In an e-mail sent to staff and some community members, Carole Smith expresses great enthusiasm and joy in her work on the first day of school. As a parent, I find this encouraging.

What I find discouraging is how she frames the issue of equity.

“…[W]ith every decision,” writes Smith, “we must ask ourselves about equity. All too often, a student’s family income and ethnicity predict his or her eventual success in school.”

This is true, sad, and terribly unjust.

But this defines equity exclusively in terms of outcomes. It omits two critical facts. The first is that as a school district, we control only a small portion of the inputs that lead to unequal outcomes.

Secondly, by focusing on outcomes, we conveniently avoid the inconvenient fact that a student’s race and income are also extremely accurate predictors of the wealth of curriculum and the level of teacher experience on offer at that student’s school.

The problem with striving for equity in outcomes is not that it’s a bad goal. It’s imperative that we improve things for our poorest students. The problem is that it is impossible for any school district to do this alone. We need a concerted federal, state and local anti-poverty program to make a serious dent in this problem.

“Closing the achievement gap” is a logical fallacy, in fact, and it’s perpetuated by the a breed of “reformers” we’re all familiar with: the Gates and Broad foundations, and our old friend Vicki Phillips. As they have pursued this false, unattainable goal, they have driven public investment out of Portland’s poor and minority neighborhoods and have set up schools for failure. This has led to increased out-transfers and decreased opportunity, and is a logical path to school closures. There can be no question that as a national movement, this is opening the door for more charter schools, and from there it’s just a small step to vouchers.

I don’t believe Carole Smith wants to convert our schools to charters or give out vouchers for private Christian schools. But I do believe her concept of equity is unduly influenced by those who are doing active harm to the institution of the common school.

It is a fundamental truth that we as a school district can never attain equity in terms of “success in school.”

Success, or “achievement,” are terms that boil down to extremely crude metrics (standardized tests and graduation rates), and they invariably have led to a narrower, shallower curriculum with a focus on “core” academics (numeracy and literacy) in Portland schools that serve disproportionate numbers of poor and minority students.

I’ve documented repeatedly how secondary students in the Jefferson, Madison, Marshall and Roosevelt clusters have been systematically robbed of comprehensive high schools (0 remain) and middle schools (3 remain). The predominately white, middle class students in the Cleveland, Grant, Lincoln and Wilson clusters have preserved their comprehensive high schools (all 4 remain) and middle schools (6 remain, including two each in the Wilson and Cleveland clusters).

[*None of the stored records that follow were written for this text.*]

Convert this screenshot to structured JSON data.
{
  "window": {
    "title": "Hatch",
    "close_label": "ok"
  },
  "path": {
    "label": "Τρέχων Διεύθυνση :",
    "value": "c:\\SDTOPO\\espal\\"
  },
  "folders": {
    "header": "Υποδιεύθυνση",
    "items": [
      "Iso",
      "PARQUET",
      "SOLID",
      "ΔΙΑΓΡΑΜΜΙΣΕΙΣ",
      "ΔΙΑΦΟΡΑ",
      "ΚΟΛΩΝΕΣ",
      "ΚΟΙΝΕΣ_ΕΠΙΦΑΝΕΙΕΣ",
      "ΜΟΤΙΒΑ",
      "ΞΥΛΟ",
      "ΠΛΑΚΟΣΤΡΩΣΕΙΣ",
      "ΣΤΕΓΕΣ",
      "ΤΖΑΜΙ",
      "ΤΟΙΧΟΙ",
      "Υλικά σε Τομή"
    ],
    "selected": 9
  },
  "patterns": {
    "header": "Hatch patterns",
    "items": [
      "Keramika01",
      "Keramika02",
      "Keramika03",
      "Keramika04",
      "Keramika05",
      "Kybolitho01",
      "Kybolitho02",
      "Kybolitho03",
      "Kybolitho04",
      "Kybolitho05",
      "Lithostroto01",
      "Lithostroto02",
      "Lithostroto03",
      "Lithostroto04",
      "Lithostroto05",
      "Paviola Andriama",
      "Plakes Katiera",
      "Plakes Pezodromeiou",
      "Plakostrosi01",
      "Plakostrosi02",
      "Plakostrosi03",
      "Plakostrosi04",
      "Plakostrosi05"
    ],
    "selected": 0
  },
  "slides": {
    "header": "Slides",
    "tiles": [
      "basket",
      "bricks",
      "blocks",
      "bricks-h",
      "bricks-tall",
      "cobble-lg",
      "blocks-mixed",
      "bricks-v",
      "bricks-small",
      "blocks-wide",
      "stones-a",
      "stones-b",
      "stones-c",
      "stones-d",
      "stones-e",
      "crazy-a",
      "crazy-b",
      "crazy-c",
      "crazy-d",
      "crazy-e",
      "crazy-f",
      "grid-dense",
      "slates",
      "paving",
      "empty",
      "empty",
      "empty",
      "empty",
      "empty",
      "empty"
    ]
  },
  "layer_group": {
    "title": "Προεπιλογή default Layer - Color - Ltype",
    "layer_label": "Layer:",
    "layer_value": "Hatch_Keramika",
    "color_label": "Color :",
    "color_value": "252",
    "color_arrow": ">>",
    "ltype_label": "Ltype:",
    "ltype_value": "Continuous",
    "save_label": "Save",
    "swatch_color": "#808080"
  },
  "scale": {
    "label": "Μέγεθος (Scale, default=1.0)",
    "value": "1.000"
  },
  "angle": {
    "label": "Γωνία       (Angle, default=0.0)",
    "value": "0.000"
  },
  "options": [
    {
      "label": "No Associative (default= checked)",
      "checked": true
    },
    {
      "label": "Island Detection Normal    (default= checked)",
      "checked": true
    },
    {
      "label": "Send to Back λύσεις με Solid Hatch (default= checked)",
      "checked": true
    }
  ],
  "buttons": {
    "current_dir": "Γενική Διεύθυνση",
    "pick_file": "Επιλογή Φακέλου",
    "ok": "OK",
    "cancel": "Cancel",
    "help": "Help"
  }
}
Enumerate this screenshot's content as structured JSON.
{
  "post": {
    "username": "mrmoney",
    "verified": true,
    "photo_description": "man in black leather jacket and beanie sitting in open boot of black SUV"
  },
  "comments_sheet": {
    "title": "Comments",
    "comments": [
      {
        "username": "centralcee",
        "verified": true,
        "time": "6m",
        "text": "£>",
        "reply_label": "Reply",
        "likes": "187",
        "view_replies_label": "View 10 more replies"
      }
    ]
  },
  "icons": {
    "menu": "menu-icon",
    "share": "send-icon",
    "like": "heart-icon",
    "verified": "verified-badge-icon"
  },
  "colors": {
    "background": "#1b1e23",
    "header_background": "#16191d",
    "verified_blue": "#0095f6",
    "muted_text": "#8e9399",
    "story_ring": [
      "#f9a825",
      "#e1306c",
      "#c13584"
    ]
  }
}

It’s not hard to see how this reduction in the breadth and depth of curriculum would actually be detrimental to “achievement.”

Instead of tilting at windmills trying to shape outcomes while controlling only a small portion of the inputs that contribute to a student’s success or failure, Portland Public Schools needs to focus on the inputs it does control: equity of opportunity. This we can achieve, with existing funding, city-wide, today. We can end the equity “debate,” and I’ll gladly shut down this blog tomorrow, and start hammering on the state for better funding.

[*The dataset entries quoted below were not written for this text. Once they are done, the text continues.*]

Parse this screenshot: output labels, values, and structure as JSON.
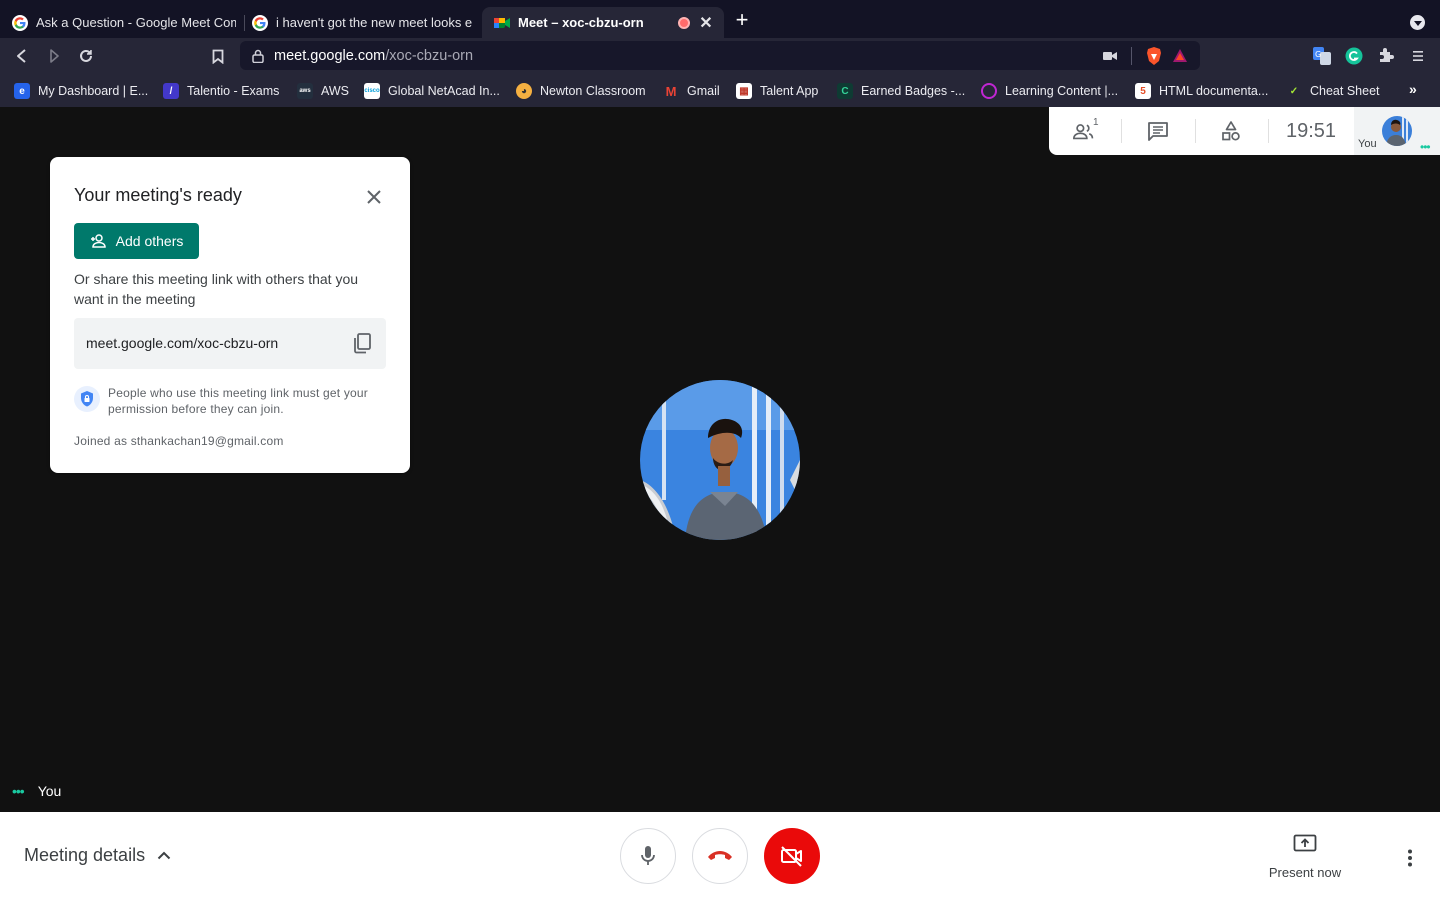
{
  "browser": {
    "tabs": [
      {
        "title": "Ask a Question - Google Meet Comm",
        "icon": "google-icon"
      },
      {
        "title": "i haven't got the new meet looks ev",
        "icon": "google-icon"
      },
      {
        "title": "Meet – xoc-cbzu-orn",
        "icon": "meet-icon",
        "active": true,
        "recording": true
      }
    ],
    "url_host": "meet.google.com",
    "url_path": "/xoc-cbzu-orn",
    "bookmarks": [
      "My Dashboard | E...",
      "Talentio - Exams",
      "AWS",
      "Global NetAcad In...",
      "Newton Classroom",
      "Gmail",
      "Talent App",
      "Earned Badges -...",
      "Learning Content |...",
      "HTML documenta...",
      "Cheat Sheet"
    ]
  },
  "top_panel": {
    "participants_count": "1",
    "time": "19:51",
    "self_label": "You"
  },
  "ready_card": {
    "title": "Your meeting's ready",
    "add_button": "Add others",
    "share_text": "Or share this meeting link with others that you want in the meeting",
    "link": "meet.google.com/xoc-cbzu-orn",
    "permission_text": "People who use this meeting link must get your permission before they can join.",
    "joined_as": "Joined as sthankachan19@gmail.com"
  },
  "tile": {
    "name": "You"
  },
  "bottom_bar": {
    "meeting_details": "Meeting details",
    "present_now": "Present now"
  },
  "colors": {
    "accent": "#00796b",
    "end_call": "#ea0a0a",
    "speaking": "#1ac9a0"
  }
}
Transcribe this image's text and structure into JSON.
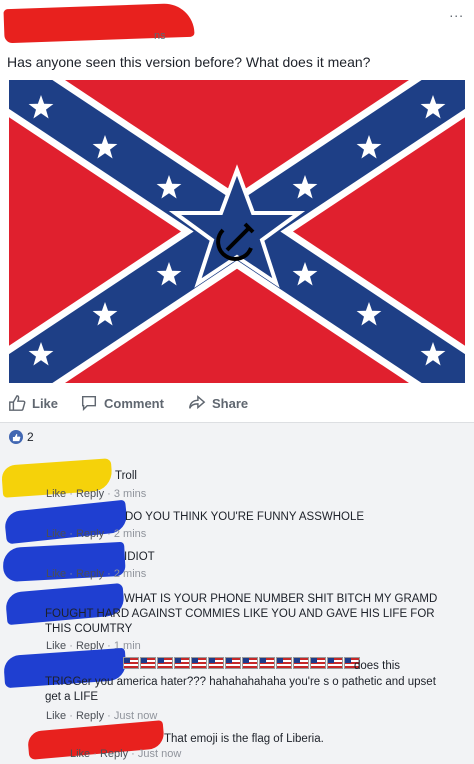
{
  "post": {
    "author_tail": "ns",
    "more": "...",
    "text": "Has anyone seen this version before? What does it mean?"
  },
  "actions": {
    "like": "Like",
    "comment": "Comment",
    "share": "Share"
  },
  "reactions": {
    "count": "2"
  },
  "comments": [
    {
      "text": "Troll",
      "like": "Like",
      "reply": "Reply",
      "time": "3 mins"
    },
    {
      "text": "DO YOU THINK YOU'RE FUNNY ASSWHOLE",
      "like": "Like",
      "reply": "Reply",
      "time": "2 mins"
    },
    {
      "text": "IDIOT",
      "like": "Like",
      "reply": "Reply",
      "time": "2 mins"
    },
    {
      "line1": "WHAT IS YOUR PHONE NUMBER SHIT BITCH MY GRAMD",
      "line2": "FOUGHT HARD AGAINST COMMIES LIKE YOU AND GAVE HIS LIFE FOR",
      "line3": "THIS COUMTRY",
      "like": "Like",
      "reply": "Reply",
      "time": "1 min"
    },
    {
      "tail": "does this",
      "line2": "TRIGGer you america hater??? hahahahahaha you're s o pathetic and upset",
      "line3": "get a LIFE",
      "like": "Like",
      "reply": "Reply",
      "time": "Just now"
    },
    {
      "text": "That emoji is the flag of Liberia.",
      "like": "Like",
      "reply": "Reply",
      "time": "Just now"
    }
  ],
  "colors": {
    "red_redaction": "#e8211e",
    "blue_redaction": "#1f3fd1",
    "yellow_redaction": "#f5d20a",
    "flag_red": "#e0202e",
    "flag_blue": "#1e3f86"
  }
}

Let’s talk about equity in terms of not being able to tell the wealth of a neighborhood by the wealth of course offerings at the local high school.

Until we first see it in this light, and as a greater societal issue of poverty, it’s hard to take seriously the conflation of “equity” with the the logically false goal of “closing the achievment gap.”

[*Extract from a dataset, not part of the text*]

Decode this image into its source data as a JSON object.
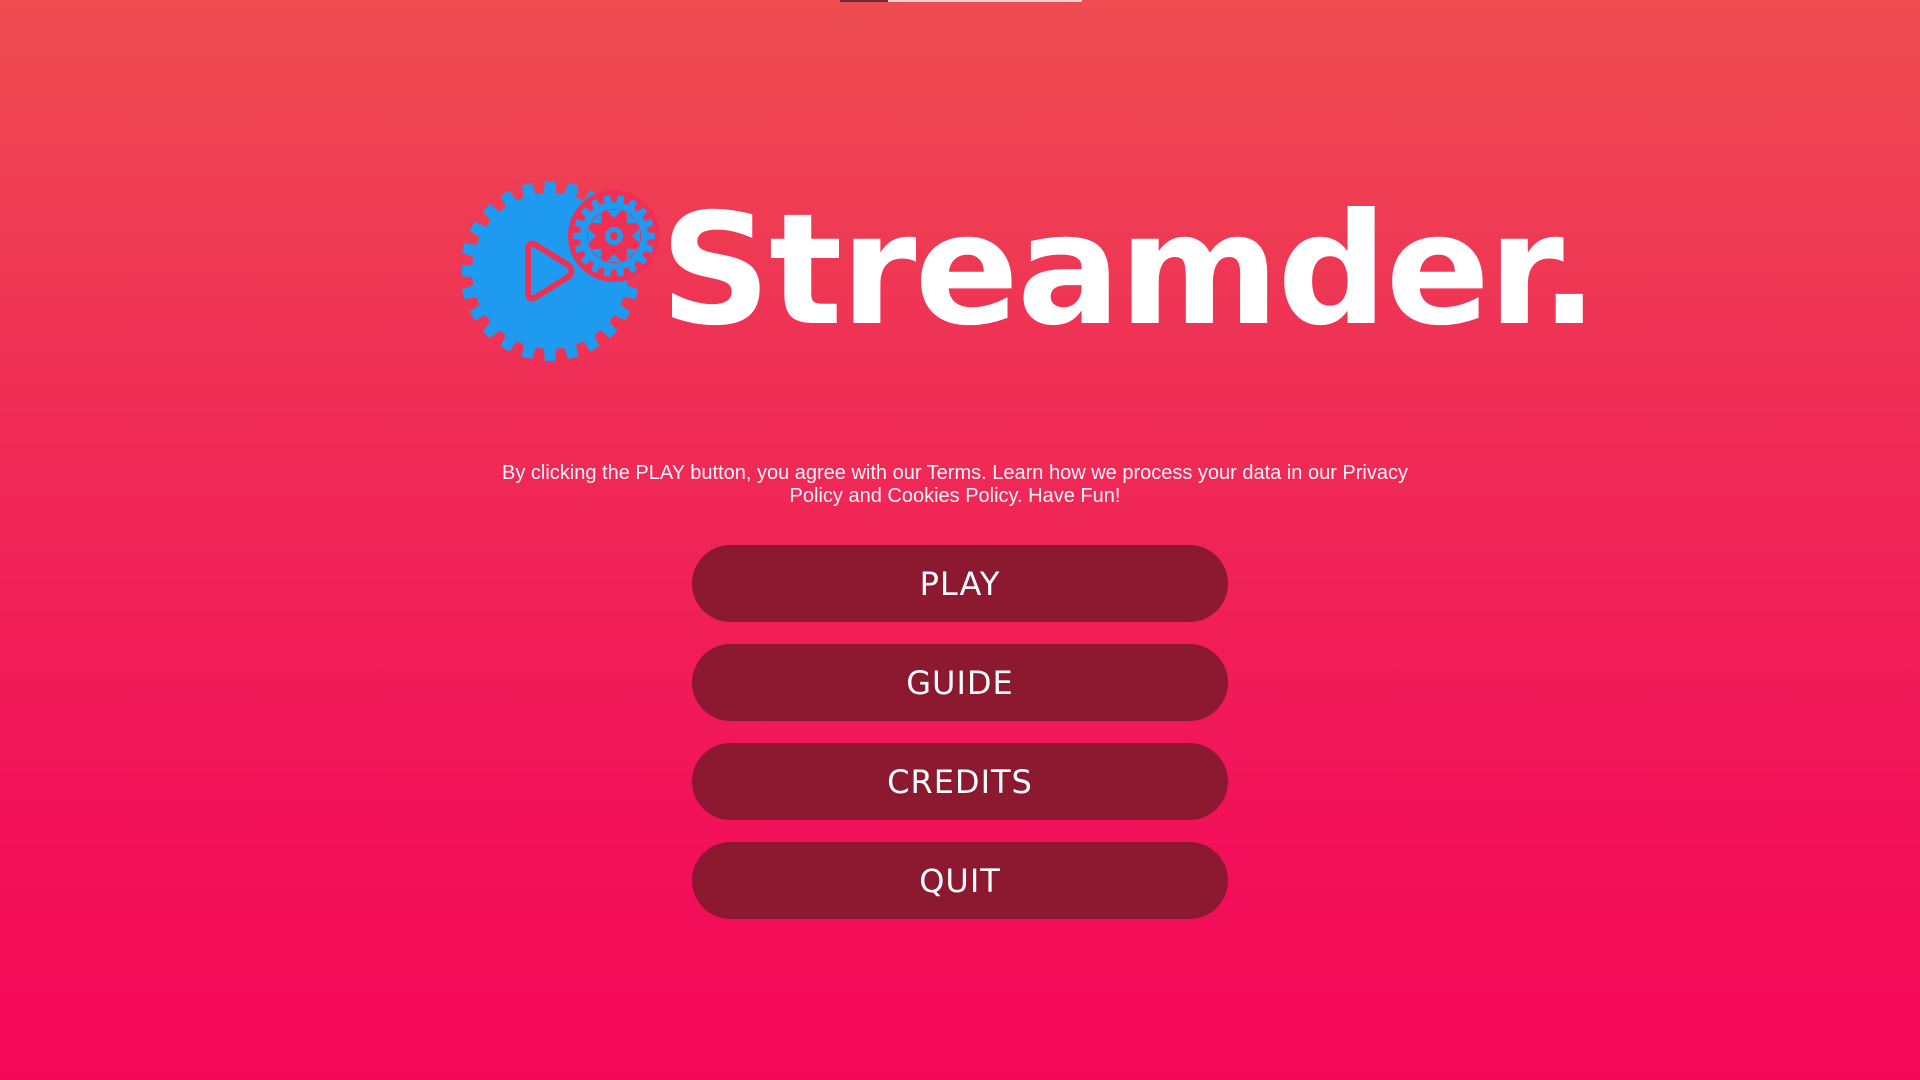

Don’t get me wrong. I like Carole Smith, especially her energy, enthusiasm, and her desire to work with stakeholders to find solutions. She ends her e-mail with a quote from Ron Heifetz: “Solutions are achieved when ‘the people with the problem’ go through a process together to become ‘the people with the solution.'”

It is my goal to help our superintendent recognize the problem of approximately half of Portland as one of dramatically unequal opportunity. If you stand on the eastern boundary of PPS and look west, it’s hard to miss that students on the fringes of PPS (and of society) have been getting a progressively worse and worse deal as we strive to “close the achievement gap,” a process which has systematically widened the “opportunity gap.”

Instead of focusing on crudely measured outcomes, largely determined by inputs we have no control over, we need to focus on the inputs over which we have total control.

I firmly believe that if we first address the opportunity gap, gains in closing the achievement gap will follow.

Steve Rawley published PPS Equity from 2008 to 2010, when he moved his family out of the district.